Obviuosly there is nothing that I can post here, for security reasons,
but having written a cuople of protection systems myself I can asure, That it
does happen. The prime examples are disk loaders for the Commodore 1541 disk
drive, whoich have been known to decryption routines that encode the original
decryption routine such that it then becomes an integral part of the loader.
functions that when called, push their own values onto the stack to
return code to somewhere else to a function that adjust the stack register,
code thats actually stored in the file allocation table.
Don't beleive me?? Try hacking some disk games written for the C64
and you'll see exactly what I mean!
--
..!mcsun!slxsys!cdh || c...@specialix.co.uk
Disclaimer:- I didn't write this: It does not represent my own opinions,
those of my employer, anyone I know or anyone that knows me!

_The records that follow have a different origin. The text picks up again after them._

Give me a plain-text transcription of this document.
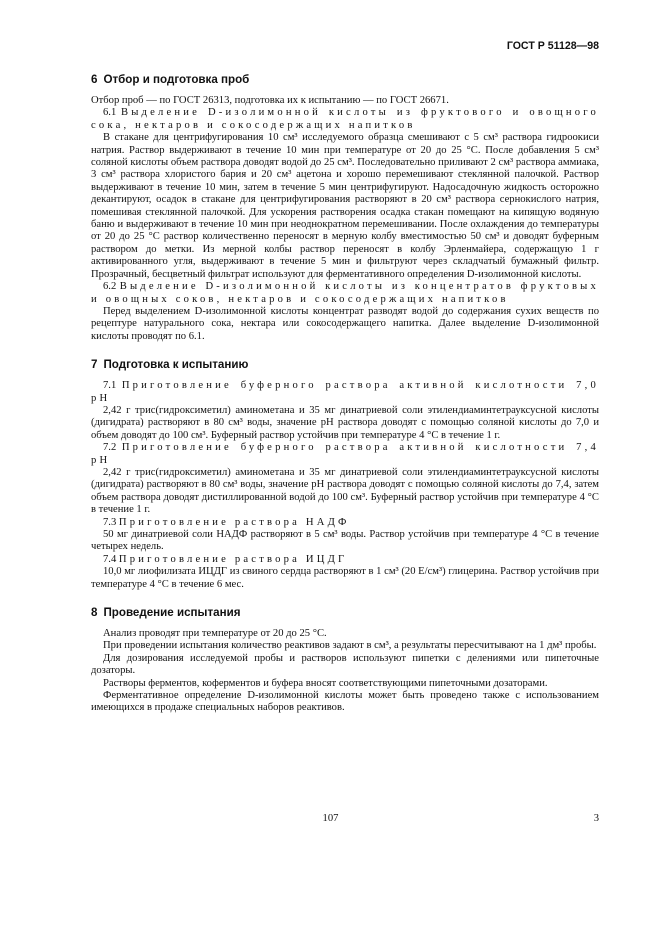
ГОСТ Р 51128—98
6 Отбор и подготовка проб

Отбор проб — по ГОСТ 26313, подготовка их к испытанию — по ГОСТ 26671.

6.1 Выделение D-изолимонной кислоты из фруктового и овощного сока, нектаров и сокосодержащих напитков

В стакане для центрифугирования 10 см³ исследуемого образца смешивают с 5 см³ раствора гидроокиси натрия. Раствор выдерживают в течение 10 мин при температуре от 20 до 25 °С. После добавления 5 см³ соляной кислоты объем раствора доводят водой до 25 см³. Последовательно приливают 2 см³ раствора аммиака, 3 см³ раствора хлористого бария и 20 см³ ацетона и хорошо перемешивают стеклянной палочкой. Раствор выдерживают в течение 10 мин, затем в течение 5 мин центрифугируют. Надосадочную жидкость осторожно декантируют, осадок в стакане для центрифугирования растворяют в 20 см³ раствора сернокислого натрия, помешивая стеклянной палочкой. Для ускорения растворения осадка стакан помещают на кипящую водяную баню и выдерживают в течение 10 мин при неоднократном перемешивании. После охлаждения до температуры от 20 до 25 °С раствор количественно переносят в мерную колбу вместимостью 50 см³ и доводят буферным раствором до метки. Из мерной колбы раствор переносят в колбу Эрленмайера, содержащую 1 г активированного угля, выдерживают в течение 5 мин и фильтруют через складчатый бумажный фильтр. Прозрачный, бесцветный фильтрат используют для ферментативного определения D-изолимонной кислоты.

6.2 Выделение D-изолимонной кислоты из концентратов фруктовых и овощных соков, нектаров и сокосодержащих напитков

Перед выделением D-изолимонной кислоты концентрат разводят водой до содержания сухих веществ по рецептуре натурального сока, нектара или сокосодержащего напитка. Далее выделение D-изолимонной кислоты проводят по 6.1.

7 Подготовка к испытанию

7.1 Приготовление буферного раствора активной кислотности 7,0 рН

2,42 г трис(гидроксиметил) аминометана и 35 мг динатриевой соли этилендиаминтетрауксусной кислоты (дигидрата) растворяют в 80 см³ воды, значение рН раствора доводят с помощью соляной кислоты до 7,0 и объем доводят до 100 см³. Буферный раствор устойчив при температуре 4 °С в течение 1 г.

7.2 Приготовление буферного раствора активной кислотности 7,4 рН

2,42 г трис(гидроксиметил) аминометана и 35 мг динатриевой соли этилендиаминтетрауксусной кислоты (дигидрата) растворяют в 80 см³ воды, значение рН раствора доводят с помощью соляной кислоты до 7,4, затем объем раствора доводят дистиллированной водой до 100 см³. Буферный раствор устойчив при температуре 4 °С в течение 1 г.

7.3 Приготовление раствора НАДФ

50 мг динатриевой соли НАДФ растворяют в 5 см³ воды. Раствор устойчив при температуре 4 °С в течение четырех недель.

7.4 Приготовление раствора ИЦДГ

10,0 мг лиофилизата ИЦДГ из свиного сердца растворяют в 1 см³ (20 Е/см³) глицерина. Раствор устойчив при температуре 4 °С в течение 6 мес.

8 Проведение испытания

Анализ проводят при температуре от 20 до 25 °С.

При проведении испытания количество реактивов задают в см³, а результаты пересчитывают на 1 дм³ пробы.

Для дозирования исследуемой пробы и растворов используют пипетки с делениями или пипеточные дозаторы.

Растворы ферментов, коферментов и буфера вносят соответствующими пипеточными дозаторами.

Ферментативное определение D-изолимонной кислоты может быть проведено также с использованием имеющихся в продаже специальных наборов реактивов.

107	3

#include <[.signature of your choice]>
> What is the hairiest, most beautiful or most awful piece of self modifying
> code that you've come accross?
OK you've opened the floodgate. Here is my favorite hack of all times:
A freelist that you searched by executing it. It was a system I built
while working on my Ph.D. in the early 1960s. In those days, storage
allocation and garbage collection was primitive and there was no
literature. Everyone had to reinvent everyything for themselves. I was
using an IBM 7040. 36 bit words divided into 3 bit op code, 15 bit
"decrement" field, 3 bit "tag", and 15 bit address.* My blocks of
free storage were minimum two words long and the top two words were
arranged thus:
First word: Decrement: size of this block
Address: address of next free block
Second word: Address: address to go to when a block of proper size was found
However, the first word was not just data, it was a form of index test
and branch instruction. Executed, it would test its decrement field
against the index register identified by the tag and, if <=, fall
through to the next instruction, otherwise jump to the Address. The
second word was a subroutine transfer which had the effect of putting
its own address into a specified register and transferring to the given
address.
So, to search the free list, you put the size of block you needed into a
selected index register and then jumped to the top of the first block on
the free list. Each block would test its own size against the size
needed and either skip to the succeeding block if too small or jump to a
"got it" address (sticking its own address into a second register) if big
enough. If you fell out of the bottom of the list, the final address
was the start of the garbage collection routine.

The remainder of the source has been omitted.